Laughter, boos. It was a forty-minute train ride away.
“You haven’t, huh? Well, it’s one for the bucket list. Let me tell you. Have you guys heard about Brooklyn? Lots happening over there. I haven’t been personally, but from what I understand, it’s a whole borough devoted to eating breakfast late in the day. Everyone there is something called an influencer. June, am I getting that right?”
The crowd turned and looked at me again.
“More or less.”
I sipped my drink.
“Sorry, June. I’m not quite done with you. Tell them where you
live.”
“Bushwick,” I said.
More boos, this time from the table of kids.
He said to me, “You hear that? The kids are booing Bushwick. Must be time to move again.”
He took a couple of steps toward them. “You guys seem smart. While I’ve got you here, maybe you can help me understand my son. One of us is an asshole and I’m trying to figure out who.”
He went on like that for a while.
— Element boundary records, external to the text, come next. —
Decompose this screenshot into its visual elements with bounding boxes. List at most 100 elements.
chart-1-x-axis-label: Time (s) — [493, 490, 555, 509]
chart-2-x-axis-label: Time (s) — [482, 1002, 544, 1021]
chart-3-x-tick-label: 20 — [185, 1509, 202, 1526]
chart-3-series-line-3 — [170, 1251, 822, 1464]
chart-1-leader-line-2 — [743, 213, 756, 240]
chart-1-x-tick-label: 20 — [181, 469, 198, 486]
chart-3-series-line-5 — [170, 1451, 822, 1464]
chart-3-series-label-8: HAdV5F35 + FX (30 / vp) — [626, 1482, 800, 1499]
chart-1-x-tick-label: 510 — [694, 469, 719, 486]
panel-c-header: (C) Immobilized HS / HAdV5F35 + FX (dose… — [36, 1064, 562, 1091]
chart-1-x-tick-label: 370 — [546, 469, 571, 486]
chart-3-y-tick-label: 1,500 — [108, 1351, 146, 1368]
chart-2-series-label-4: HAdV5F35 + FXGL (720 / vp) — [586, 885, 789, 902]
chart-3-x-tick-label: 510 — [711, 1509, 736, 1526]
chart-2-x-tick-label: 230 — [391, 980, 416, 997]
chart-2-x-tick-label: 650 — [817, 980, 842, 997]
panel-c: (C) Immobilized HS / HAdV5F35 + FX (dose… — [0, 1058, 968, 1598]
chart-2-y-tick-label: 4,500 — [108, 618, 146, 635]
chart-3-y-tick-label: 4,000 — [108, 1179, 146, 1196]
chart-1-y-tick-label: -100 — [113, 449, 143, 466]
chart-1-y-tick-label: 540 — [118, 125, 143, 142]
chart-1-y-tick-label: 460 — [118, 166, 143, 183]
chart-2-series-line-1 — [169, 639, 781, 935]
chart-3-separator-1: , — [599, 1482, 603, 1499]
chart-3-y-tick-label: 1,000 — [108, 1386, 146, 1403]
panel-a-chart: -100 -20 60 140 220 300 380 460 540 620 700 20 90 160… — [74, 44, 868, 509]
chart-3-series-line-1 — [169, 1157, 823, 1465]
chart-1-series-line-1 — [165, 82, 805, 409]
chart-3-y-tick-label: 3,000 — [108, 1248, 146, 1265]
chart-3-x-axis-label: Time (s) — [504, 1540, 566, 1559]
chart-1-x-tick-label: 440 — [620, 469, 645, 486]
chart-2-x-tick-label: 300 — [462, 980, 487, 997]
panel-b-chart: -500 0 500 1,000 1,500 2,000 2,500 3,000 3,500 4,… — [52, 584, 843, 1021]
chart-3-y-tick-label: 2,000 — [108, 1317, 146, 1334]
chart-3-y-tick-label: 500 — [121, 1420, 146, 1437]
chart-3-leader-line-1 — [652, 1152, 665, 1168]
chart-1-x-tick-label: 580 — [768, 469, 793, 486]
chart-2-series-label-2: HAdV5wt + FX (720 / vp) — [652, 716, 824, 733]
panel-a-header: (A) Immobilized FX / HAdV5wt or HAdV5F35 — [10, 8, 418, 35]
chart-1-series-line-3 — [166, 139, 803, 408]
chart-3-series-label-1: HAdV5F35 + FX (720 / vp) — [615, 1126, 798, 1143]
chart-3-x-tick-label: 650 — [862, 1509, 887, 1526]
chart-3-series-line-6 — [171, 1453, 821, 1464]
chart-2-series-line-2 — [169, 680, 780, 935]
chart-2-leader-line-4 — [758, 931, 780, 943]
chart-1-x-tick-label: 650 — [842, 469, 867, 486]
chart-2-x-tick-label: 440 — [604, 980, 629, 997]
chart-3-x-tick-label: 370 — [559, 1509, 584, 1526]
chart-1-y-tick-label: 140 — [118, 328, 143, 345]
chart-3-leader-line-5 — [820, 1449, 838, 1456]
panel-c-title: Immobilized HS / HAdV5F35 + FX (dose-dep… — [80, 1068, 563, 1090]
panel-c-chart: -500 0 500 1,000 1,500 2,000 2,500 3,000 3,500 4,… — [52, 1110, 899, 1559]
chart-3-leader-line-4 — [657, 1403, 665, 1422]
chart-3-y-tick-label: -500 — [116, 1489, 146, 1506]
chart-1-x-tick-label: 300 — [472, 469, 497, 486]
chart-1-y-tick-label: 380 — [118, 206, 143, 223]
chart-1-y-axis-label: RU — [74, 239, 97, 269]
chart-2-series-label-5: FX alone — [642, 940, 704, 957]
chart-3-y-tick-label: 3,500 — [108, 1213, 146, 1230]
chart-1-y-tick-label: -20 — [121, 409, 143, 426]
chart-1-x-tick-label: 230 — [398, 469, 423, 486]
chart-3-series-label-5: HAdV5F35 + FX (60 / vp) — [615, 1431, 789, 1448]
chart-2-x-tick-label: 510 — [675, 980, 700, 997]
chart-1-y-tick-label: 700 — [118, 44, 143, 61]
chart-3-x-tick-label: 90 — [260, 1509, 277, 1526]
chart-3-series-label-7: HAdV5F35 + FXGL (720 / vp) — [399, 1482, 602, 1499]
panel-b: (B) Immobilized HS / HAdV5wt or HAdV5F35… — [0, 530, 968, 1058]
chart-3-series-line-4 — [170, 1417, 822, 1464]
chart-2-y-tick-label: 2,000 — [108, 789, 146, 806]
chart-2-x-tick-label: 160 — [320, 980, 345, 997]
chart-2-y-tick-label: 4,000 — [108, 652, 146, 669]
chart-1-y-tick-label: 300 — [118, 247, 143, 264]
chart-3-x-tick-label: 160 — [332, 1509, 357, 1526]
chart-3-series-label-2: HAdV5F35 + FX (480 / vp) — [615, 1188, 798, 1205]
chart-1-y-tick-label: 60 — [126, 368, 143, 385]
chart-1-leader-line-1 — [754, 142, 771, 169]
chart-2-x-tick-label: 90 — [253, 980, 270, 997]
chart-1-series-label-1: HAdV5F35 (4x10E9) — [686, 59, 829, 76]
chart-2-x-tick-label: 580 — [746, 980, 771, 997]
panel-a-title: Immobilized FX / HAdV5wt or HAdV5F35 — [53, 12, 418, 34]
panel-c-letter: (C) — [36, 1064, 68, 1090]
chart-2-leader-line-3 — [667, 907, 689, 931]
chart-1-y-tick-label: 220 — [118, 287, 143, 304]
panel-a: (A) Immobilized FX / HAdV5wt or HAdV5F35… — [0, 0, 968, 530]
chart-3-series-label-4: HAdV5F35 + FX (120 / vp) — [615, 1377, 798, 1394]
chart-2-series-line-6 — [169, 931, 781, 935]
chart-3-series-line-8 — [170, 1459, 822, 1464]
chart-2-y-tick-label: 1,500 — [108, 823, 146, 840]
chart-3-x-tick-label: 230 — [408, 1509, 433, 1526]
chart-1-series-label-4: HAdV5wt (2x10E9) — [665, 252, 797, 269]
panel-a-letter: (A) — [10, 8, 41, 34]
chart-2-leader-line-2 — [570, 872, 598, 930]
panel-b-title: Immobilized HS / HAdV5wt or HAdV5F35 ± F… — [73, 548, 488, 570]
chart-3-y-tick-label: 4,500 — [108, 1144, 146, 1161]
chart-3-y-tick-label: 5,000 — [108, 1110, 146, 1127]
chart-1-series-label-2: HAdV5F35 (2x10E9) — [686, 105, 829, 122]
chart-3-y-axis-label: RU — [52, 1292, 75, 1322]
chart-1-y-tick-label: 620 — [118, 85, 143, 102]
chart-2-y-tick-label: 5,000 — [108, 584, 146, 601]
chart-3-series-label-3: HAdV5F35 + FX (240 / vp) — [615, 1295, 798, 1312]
The jokes were unremarkable, but the crowd’s enthusiasm made up for it. He grew red from the neck up, and half-moons of sweat formed in each armpit. I began to wonder if he would ever leave the stage. He was more animated than I’d seen him the entire last season of Stay Up. It made me wonder why he had spent twenty-five years shackled to a prop desk. He didn’t like it, I realized now. He hadn’t liked it for a long time.
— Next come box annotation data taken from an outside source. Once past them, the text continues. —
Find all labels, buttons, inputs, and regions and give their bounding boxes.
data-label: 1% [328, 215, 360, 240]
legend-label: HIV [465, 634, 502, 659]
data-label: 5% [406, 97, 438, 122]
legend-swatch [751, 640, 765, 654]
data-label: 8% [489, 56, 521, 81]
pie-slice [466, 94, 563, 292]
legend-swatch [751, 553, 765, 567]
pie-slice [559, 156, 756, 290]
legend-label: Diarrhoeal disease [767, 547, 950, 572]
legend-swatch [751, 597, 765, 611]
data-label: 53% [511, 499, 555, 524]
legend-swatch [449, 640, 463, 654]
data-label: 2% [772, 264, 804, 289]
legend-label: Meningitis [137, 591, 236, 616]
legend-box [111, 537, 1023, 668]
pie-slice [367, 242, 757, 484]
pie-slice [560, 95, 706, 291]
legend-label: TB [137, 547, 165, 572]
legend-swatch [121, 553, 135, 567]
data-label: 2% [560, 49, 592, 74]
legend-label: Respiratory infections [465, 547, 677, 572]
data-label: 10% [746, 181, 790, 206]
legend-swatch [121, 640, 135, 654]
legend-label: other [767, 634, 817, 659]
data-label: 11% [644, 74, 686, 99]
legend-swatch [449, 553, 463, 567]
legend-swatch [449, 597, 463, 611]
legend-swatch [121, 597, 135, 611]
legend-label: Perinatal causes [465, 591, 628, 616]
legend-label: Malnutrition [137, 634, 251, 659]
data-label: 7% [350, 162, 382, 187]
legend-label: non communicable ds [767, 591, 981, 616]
Afterward, he bought a round of drinks for the whole bar. He made the bartender turn on the disco ball. He took over the music and played “The Weight” and everyone sang along. The windows fogged up. I found myself drinking my third margarita alone near the Frogger console. Hugo’d brought me there to make up with me and show me a good time and already he’d forgotten. I decided to step outside.
We were in a brick strip mall with green roofing. Walgreens, liquor store, nail salon. It was nice, as strip malls went. We had taken the MG again and it was parked next to a big black Hummer with chrome trim. I thought maybe I could drive home this time if I got my bearings.
I walked into the Walgreens and browsed the aisles. It was cold and dry and smelled like packaging. Any Walgreens in the world would have that smell. I looked around for something to buy. I wanted the tactile experience of handing over bills and getting back coins. I put some things in a basket. A bottle of water, two packs of waxed mint floss.
I watched a young woman shelve cough syrup for a while. She seemed calm, spaced out, like she was on the cough syrup herself. It was the same look I’d seen on the face of the shopgirl the day before. Boredom so total it delivered you to the astral plane. I knew the feeling from my agent’s assistant days, my audience page days, my receptionist days. You could function in that zone. Answer the phone or take an inventory of the supply closet. Chat pleasantly with tourists from Michigan. Meanwhile your brain made the connecting sound of the early Internet and played a video of a dog you’d never laid eyes on running through a field.